買収した第百三十九銀行は上越市文化財に

このなかで、1943年の百三十九銀行の買収は新潟金融史においてエポックメーキングな出来事とされる。百三十九銀行は新潟県高田町(現上越市)に1979年に創立したナンバーバンク。大正期から昭和初期の銀行大合併の時代、高田商業銀行、直江津商業銀行、新井銀行、柿崎銀行、越後銀行の買収を重ね、上越高田を中心に新潟県という広い県域の上越地方(南西部)を営業エリアとする県内主力銀行の一つであった。

偉容・圧巻の円柱が館内に

その百三十九銀行を第四銀行が買収した。ちなみに、百三十九銀行の本店(旧第四銀行高田支店)は現在、上越市の「高田まちかど交流館」として開放され、百三十九、第四銀行の金融資料館の性格を併せ持つ。

高田まちかど交流館は1931年に建てられた、当時では珍しい鉄筋コンクリート造の建造物。2019年に上越市文化財に指定された。見学は無料。展示室では建物の特徴や銀行の沿革、建築当時の高田の歴史などを知ることができる。
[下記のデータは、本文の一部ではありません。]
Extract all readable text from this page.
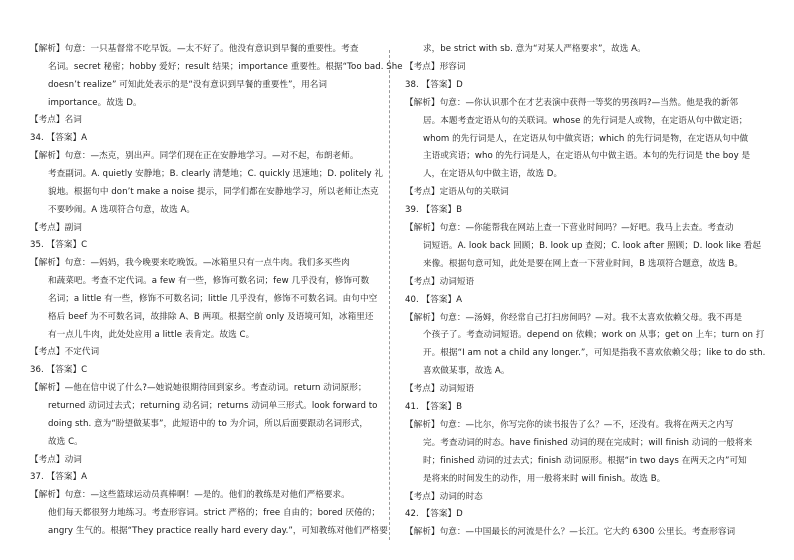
【解析】句意：一只基督常不吃早饭。—太不好了。他没有意识到早餐的重要性。考查
名词。secret 秘密；hobby 爱好；result 结果；importance 重要性。根据“Too bad. She
doesn’t realize” 可知此处表示的是“没有意识到早餐的重要性”，用名词
importance。故选 D。
【考点】名词
34. 【答案】A
【解析】句意：—杰克，别出声。同学们现在正在安静地学习。—对不起，布朗老师。
考查副词。A. quietly 安静地；B. clearly 清楚地；C. quickly 迅速地；D. politely 礼
貌地。根据句中 don’t make a noise 提示，同学们都在安静地学习，所以老师让杰克
不要吵闹。A 选项符合句意，故选 A。
【考点】副词
35. 【答案】C
【解析】句意：—妈妈，我今晚要来吃晚饭。—冰箱里只有一点牛肉。我们多买些肉
和蔬菜吧。考查不定代词。a few 有一些，修饰可数名词；few 几乎没有，修饰可数
名词；a little 有一些，修饰不可数名词；little 几乎没有，修饰不可数名词。由句中空
格后 beef 为不可数名词，故排除 A、B 两项。根据空前 only 及语境可知，冰箱里还
有一点儿牛肉，此处处应用 a little 表肯定。故选 C。
【考点】不定代词
36. 【答案】C
【解析】—他在信中说了什么?—她说她很期待回到家乡。考查动词。return 动词原形；
returned 动词过去式；returning 动名词；returns 动词单三形式。look forward to
doing sth. 意为“盼望做某事”，此短语中的 to 为介词，所以后面要跟动名词形式，
故选 C。
【考点】动词
37. 【答案】A
【解析】句意：—这些篮球运动员真棒啊！—是的。他们的教练是对他们严格要求。
他们每天都很努力地练习。考查形容词。strict 严格的；free 自由的；bored 厌倦的；
angry 生气的。根据“They practice really hard every day.”，可知教练对他们严格要
求，be strict with sb. 意为“对某人严格要求”，故选 A。
【考点】形容词
38. 【答案】D
【解析】句意：—你认识那个在才艺表演中获得一等奖的男孩吗?—当然。他是我的新邻
居。本题考查定语从句的关联词。whose 的先行词是人或物，在定语从句中做定语；
whom 的先行词是人，在定语从句中做宾语；which 的先行词是物，在定语从句中做
主语或宾语；who 的先行词是人，在定语从句中做主语。本句的先行词是 the boy 是
人，在定语从句中做主语，故选 D。
【考点】定语从句的关联词
39. 【答案】B
【解析】句意：—你能帮我在网站上查一下营业时间吗？—好吧。我马上去查。考查动
词短语。A. look back 回顾；B. look up 查阅；C. look after 照顾；D. look like 看起
来像。根据句意可知，此处是要在网上查一下营业时间，B 选项符合题意，故选 B。
【考点】动词短语
40. 【答案】A
【解析】句意：—汤姆，你经常自己打扫房间吗？—对。我不太喜欢依赖父母。我不再是
个孩子了。考查动词短语。depend on 依赖；work on 从事；get on 上车；turn on 打
开。根据“I am not a child any longer.”，可知是指我不喜欢依赖父母；like to do sth.
喜欢做某事，故选 A。
【考点】动词短语
41. 【答案】B
【解析】句意：—比尔，你写完你的读书报告了么？—不，还没有。我将在两天之内写
完。考查动词的时态。have finished 动词的现在完成时；will finish 动词的一般将来
时；finished 动词的过去式；finish 动词原形。根据“in two days 在两天之内”可知
是将来的时间发生的动作，用一般将来时 will finish。故选 B。
【考点】动词的时态
42. 【答案】D
【解析】句意：—中国最长的河流是什么？—长江。它大约 6300 公里长。考查形容词
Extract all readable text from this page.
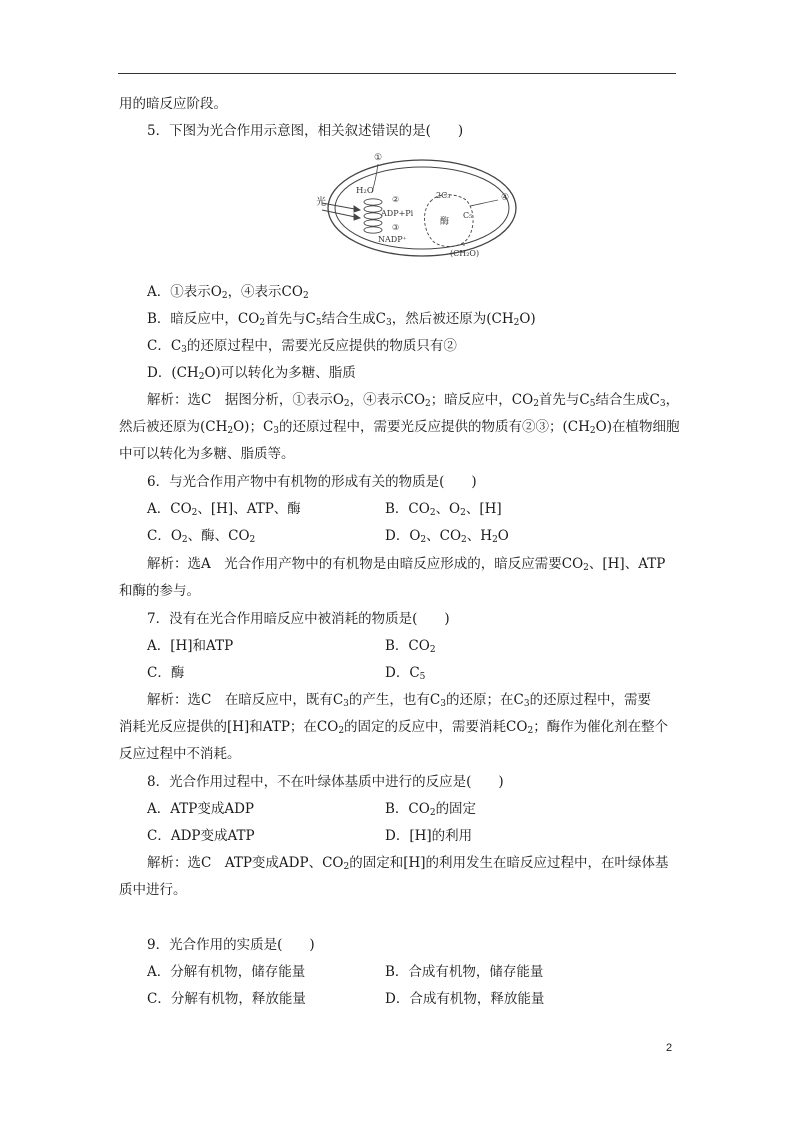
用的暗反应阶段。
5．下图为光合作用示意图，相关叙述错误的是(　　)
光
①
H₂O
②
ADP+Pi
③
NADP⁺
2C₃
C₅
酶
④
(CH₂O)
A．①表示$O_2$，④表示$CO_2$
B．暗反应中，$CO_2$首先与$C_5$结合生成$C_3$，然后被还原为$(CH_2O)$
C．$C_3$的还原过程中，需要光反应提供的物质只有②
D．$(CH_2O)$可以转化为多糖、脂质
解析：选C　据图分析，①表示$O_2$，④表示$CO_2$；暗反应中，$CO_2$首先与$C_5$结合生成$C_3$，
然后被还原为$(CH_2O)$；$C_3$的还原过程中，需要光反应提供的物质有②③；$(CH_2O)$在植物细胞
中可以转化为多糖、脂质等。
6．与光合作用产物中有机物的形成有关的物质是(　　)
A．$CO_2$、[H]、ATP、酶	B．$CO_2$、$O_2$、[H]
C．$O_2$、酶、$CO_2$	D．$O_2$、$CO_2$、$H_2O$
解析：选A　光合作用产物中的有机物是由暗反应形成的，暗反应需要$CO_2$、[H]、ATP
和酶的参与。
7．没有在光合作用暗反应中被消耗的物质是(　　)
A．[H]和ATP	B．$CO_2$
C．酶	D．$C_5$
解析：选C　在暗反应中，既有$C_3$的产生，也有$C_3$的还原；在$C_3$的还原过程中，需要
消耗光反应提供的[H]和ATP；在$CO_2$的固定的反应中，需要消耗$CO_2$；酶作为催化剂在整个
反应过程中不消耗。
8．光合作用过程中，不在叶绿体基质中进行的反应是(　　)
A．ATP变成ADP	B．$CO_2$的固定
C．ADP变成ATP	D．[H]的利用
解析：选C　ATP变成ADP、$CO_2$的固定和[H]的利用发生在暗反应过程中，在叶绿体基
质中进行。
9．光合作用的实质是(　　)
A．分解有机物，储存能量	B．合成有机物，储存能量
C．分解有机物，释放能量	D．合成有机物，释放能量
2
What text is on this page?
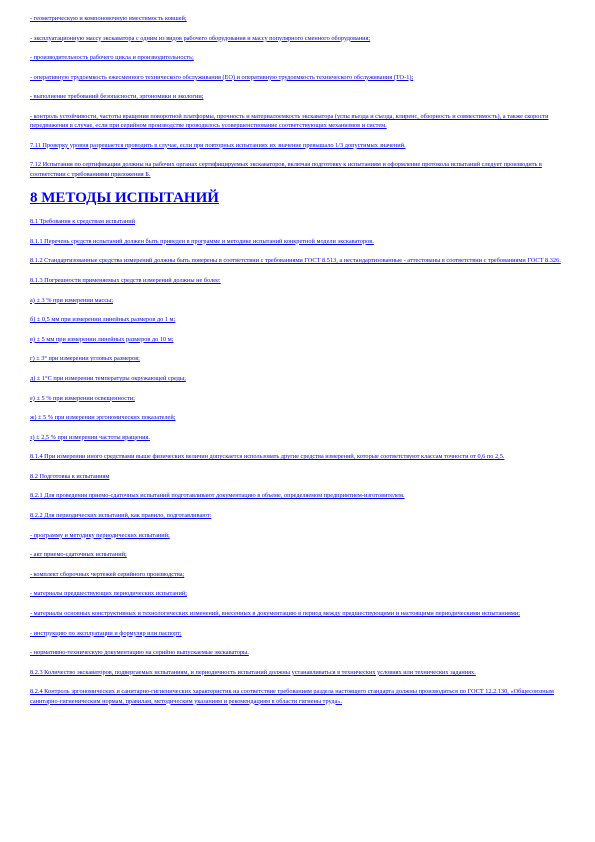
- геометрическую и компоновочную вместимость ковшей;
- эксплуатационную массу экскаватора с одним из видов рабочего оборудования и массу популярного сменного оборудования;
- производительность рабочего цикла и производительность;
- оперативную трудоемкость ежесменного технического обслуживания (ЕО) и оперативную трудоемкость технического обслуживания (ТО-1);
- выполнение требований безопасности, эргономики и экологии;
- контроль устойчивости, частоты вращения поворотной платформы, прочность и материалоемкость экскаватора (углы въезда и съезда, клиренс, обзорность и совместимость), а также скорости передвижения в случае, если при серийном производстве проводилось усовершенствование соответствующих механизмов и систем.
7.11 Проверку уровня разрешается проводить в случае, если при повторных испытаниях их значение превышало 1/3 допустимых значений.
7.12 Испытания по сертификации должны на рабочих органах сертифицируемых экскаваторов, включая подготовку к испытаниям и оформление протокола испытаний следует производить в соответствии с требованиями приложения Б.
8 МЕТОДЫ ИСПЫТАНИЙ
8.1 Требования к средствам испытаний
8.1.1 Перечень средств испытаний должен быть приведен в программе и методике испытаний конкретной модели экскаваторов.
8.1.2 Стандартизованные средства измерений должны быть поверены в соответствии с требованиями ГОСТ 8.513, а нестандартизованные - аттестованы в соответствии с требованиями ГОСТ 8.326.
8.1.3 Погрешности применяемых средств измерений должны не более:
а) ± 3 % при измерении массы;
б) ± 0,5 мм при измерении линейных размеров до 1 м;
в) ± 5 мм при измерении линейных размеров до 10 м;
г) ± 3° при измерении угловых размеров;
д) ± 1°С при измерении температуры окружающей среды;
е) ± 5 % при измерении освещенности;
ж) ± 5 % при измерении эргономических показателей;
з) ± 2,5 % при измерении частоты вращения.
8.1.4 При измерении иного средствами выше физических величин допускается использовать другие средства измерений, которые соответствуют классам точности от 0,6 по 2,5.
8.2 Подготовка к испытаниям
8.2.1 Для проведения приемо-сдаточных испытаний подготавливают документацию в объеме, определяемом предприятием-изготовителем.
8.2.2 Для периодических испытаний, как правило, подготавливают:
- программу и методику периодических испытаний;
- акт приемо-сдаточных испытаний;
- комплект сборочных чертежей серийного производства;
- материалы предшествующих периодических испытаний;
- материалы основных конструктивных и технологических изменений, внесенных в документацию в период между предшествующими и настоящими периодическими испытаниями;
- инструкцию по эксплуатации и формуляр или паспорт;
- нормативно-техническую документацию на серийно выпускаемые экскаваторы.
8.2.3 Количество экскаваторов, подвергаемых испытаниям, и периодичность испытаний должны устанавливаться в технических условиях или технических заданиях.
8.2.4 Контроль эргономических и санитарно-гигиенических характеристик на соответствие требованиям раздела настоящего стандарта должны производиться по ГОСТ 12.2.130, «Общесоюзным санитарно-гигиеническим нормам, правилам, методическим указаниям и рекомендациям в области гигиены труда».
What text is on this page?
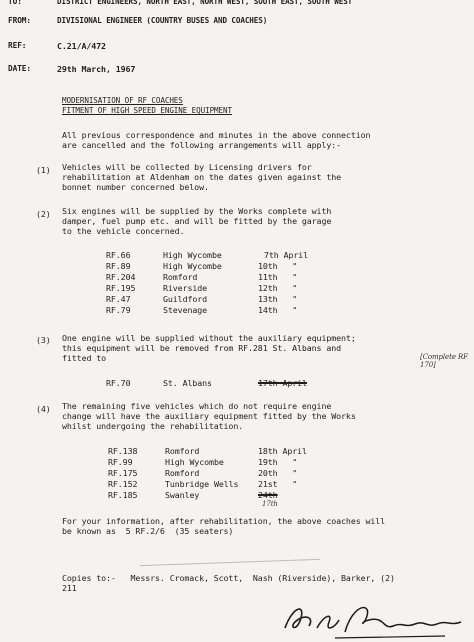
TO:	DISTRICT ENGINEERS, NORTH EAST, NORTH WEST, SOUTH EAST, SOUTH WEST
FROM:	DIVISIONAL ENGINEER (COUNTRY BUSES AND COACHES)
REF:	C.21/A/472
DATE:	29th March, 1967
MODERNISATION OF RF COACHES
FITMENT OF HIGH SPEED ENGINE EQUIPMENT
All previous correspondence and minutes in the above connection
are cancelled and the following arrangements will apply:-
(1) Vehicles will be collected by Licensing drivers for
rehabilitation at Aldenham on the dates given against the
bonnet number concerned below.
(2) Six engines will be supplied by the Works complete with
damper, fuel pump etc. and will be fitted by the garage
to the vehicle concerned.
RF.66	High Wycombe	7th April
RF.89	High Wycombe	10th   "
RF.204	Romford	11th   "
RF.195	Riverside	12th   "
RF.47	Guildford	13th   "
RF.79	Stevenage	14th   "
(3) One engine will be supplied without the auxiliary equipment;
this equipment will be removed from RF.281 St. Albans and
fitted to	[Complete RF 170]
RF.70	St. Albans	17th April
(4) The remaining five vehicles which do not require engine
change will have the auxiliary equipment fitted by the Works
whilst undergoing the rehabilitation.
RF.138	Romford	18th April
RF.99	High Wycombe	19th   "
RF.175	Romford	20th   "
RF.152	Tunbridge Wells 21st   "
RF.185	Swanley	24th
17th
For your information, after rehabilitation, the above coaches will
be known as  5 RF.2/6  (35 seaters)
Copies to:-   Messrs. Cromack, Scott,  Nash (Riverside), Barker, (2)
211
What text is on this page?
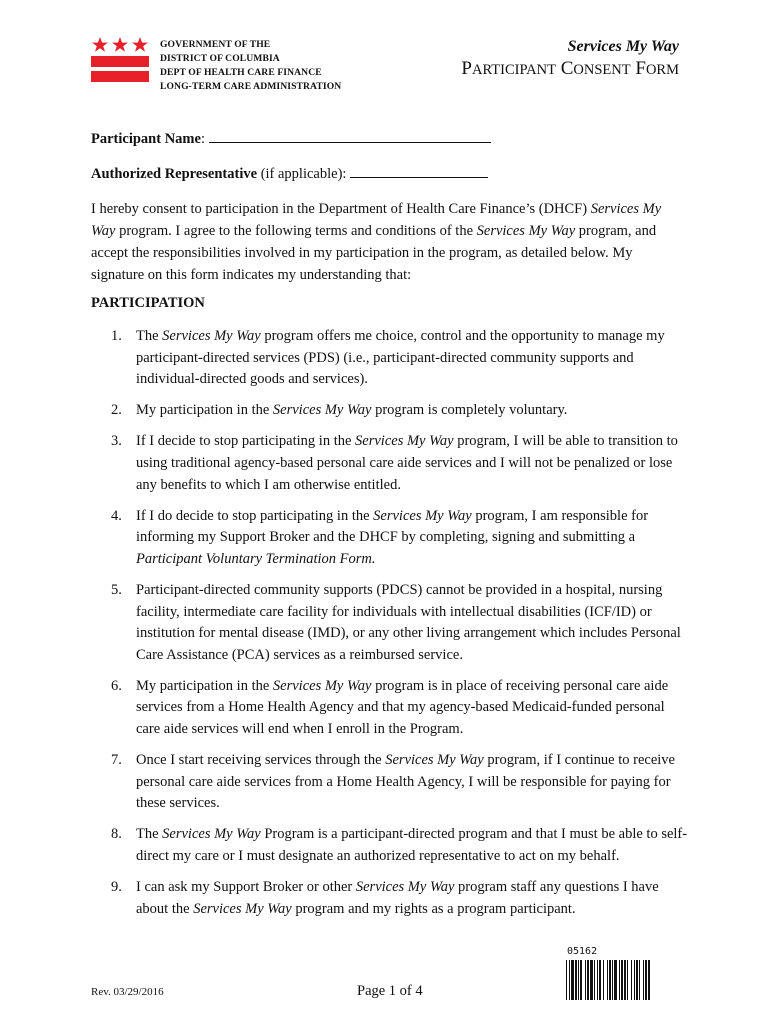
GOVERNMENT OF THE
DISTRICT OF COLUMBIA
DEPT OF HEALTH CARE FINANCE
LONG-TERM CARE ADMINISTRATION
Services My Way
PARTICIPANT CONSENT FORM
Participant Name:
Authorized Representative (if applicable):
I hereby consent to participation in the Department of Health Care Finance’s (DHCF) Services My Way program. I agree to the following terms and conditions of the Services My Way program, and accept the responsibilities involved in my participation in the program, as detailed below. My signature on this form indicates my understanding that:
PARTICIPATION
1. The Services My Way program offers me choice, control and the opportunity to manage my participant-directed services (PDS) (i.e., participant-directed community supports and individual-directed goods and services).
2. My participation in the Services My Way program is completely voluntary.
3. If I decide to stop participating in the Services My Way program, I will be able to transition to using traditional agency-based personal care aide services and I will not be penalized or lose any benefits to which I am otherwise entitled.
4. If I do decide to stop participating in the Services My Way program, I am responsible for informing my Support Broker and the DHCF by completing, signing and submitting a Participant Voluntary Termination Form.
5. Participant-directed community supports (PDCS) cannot be provided in a hospital, nursing facility, intermediate care facility for individuals with intellectual disabilities (ICF/ID) or institution for mental disease (IMD), or any other living arrangement which includes Personal Care Assistance (PCA) services as a reimbursed service.
6. My participation in the Services My Way program is in place of receiving personal care aide services from a Home Health Agency and that my agency-based Medicaid-funded personal care aide services will end when I enroll in the Program.
7. Once I start receiving services through the Services My Way program, if I continue to receive personal care aide services from a Home Health Agency, I will be responsible for paying for these services.
8. The Services My Way Program is a participant-directed program and that I must be able to self-direct my care or I must designate an authorized representative to act on my behalf.
9. I can ask my Support Broker or other Services My Way program staff any questions I have about the Services My Way program and my rights as a program participant.
Rev. 03/29/2016	Page 1 of 4
05162
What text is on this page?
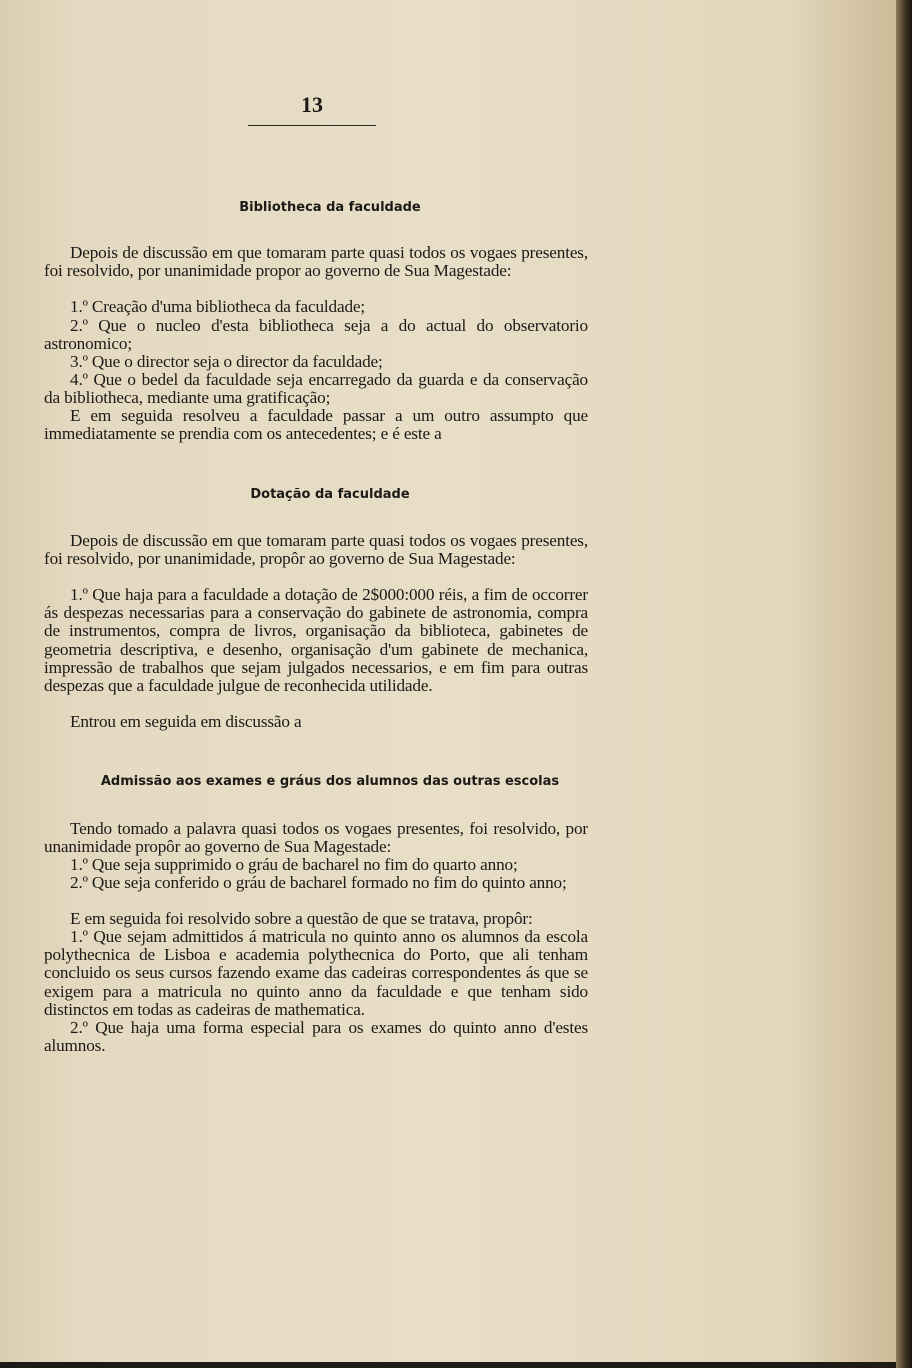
13
Bibliotheca da faculdade

Depois de discussão em que tomaram parte quasi todos os vogaes presentes, foi resolvido, por unanimidade propor ao governo de Sua Magestade:

1.º Creação d'uma bibliotheca da faculdade;

2.º Que o nucleo d'esta bibliotheca seja a do actual do observatorio astronomico;

3.º Que o director seja o director da faculdade;

4.º Que o bedel da faculdade seja encarregado da guarda e da conservação da bibliotheca, mediante uma gratificação;

E em seguida resolveu a faculdade passar a um outro assumpto que immediatamente se prendia com os antecedentes; e é este a

Dotação da faculdade

Depois de discussão em que tomaram parte quasi todos os vogaes presentes, foi resolvido, por unanimidade, propôr ao governo de Sua Magestade:

1.º Que haja para a faculdade a dotação de 2$000:000 réis, a fim de occorrer ás despezas necessarias para a conservação do gabinete de astronomia, compra de instrumentos, compra de livros, organisação da biblioteca, gabinetes de geometria descriptiva, e desenho, organisação d'um gabinete de mechanica, impressão de trabalhos que sejam julgados necessarios, e em fim para outras despezas que a faculdade julgue de reconhecida utilidade.

Entrou em seguida em discussão a

Admissão aos exames e gráus dos alumnos das outras escolas

Tendo tomado a palavra quasi todos os vogaes presentes, foi resolvido, por unanimidade propôr ao governo de Sua Magestade:

1.º Que seja supprimido o gráu de bacharel no fim do quarto anno;

2.º Que seja conferido o gráu de bacharel formado no fim do quinto anno;

E em seguida foi resolvido sobre a questão de que se tratava, propôr:

1.º Que sejam admittidos á matricula no quinto anno os alumnos da escola polythecnica de Lisboa e academia polythecnica do Porto, que ali tenham concluido os seus cursos fazendo exame das cadeiras correspondentes ás que se exigem para a matricula no quinto anno da faculdade e que tenham sido distinctos em todas as cadeiras de mathematica.

2.º Que haja uma forma especial para os exames do quinto anno d'estes alumnos.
建物としては、外観は力強いルスティカ積みの石材にオレンジ色のレンガタイル張り。建物の内部は漆喰仕上げ。驚くのはホールの1、2階吹き抜け部に6本の円柱がそびえる姿。まさに偉容。圧巻に映る。茶系色で統一された柱頭や格天井回りの縁飾り、壁や天井は白という調和のとれた厳かな内観である。

2階には地元のアーチストが個展を開けるギャラリーがある。建具、階段や手摺りなどは優れた職人技が見られ、現在の工業製品とは趣が異なる。

頭取室だった展示室は、百三十九銀行本店として建設された当時の写真のほか、第百三十九国立銀行の定款や創立証書などの貴重な資料を展示している。また、日銀の本店金庫を彷彿させる重厚な旧金庫室なども保存されている。

「みなとぴあ」の敷地に復元移築された旧住吉町支店(新潟のまこちゃん/フォトライブラリー)

また、有形文化財としては、第四銀行の旧住吉町支店(1927年開店)も同行の歴史を物語る建造物の1つ。

旧支店建物は2004年に「みなとぴあ(新潟市歴史博物館)」の敷地に復元移築された。昭和初期の端正な建築様式が評価され、2005年に国の登録有形文化財に登録されている。

1992年に竣工した本店ビル内にある「だいし金融資料室」を新潟金融史のソフト面の資料展示場とすれば、第四銀行の旧住吉町支店は貴重なハード面の遺産ということができる。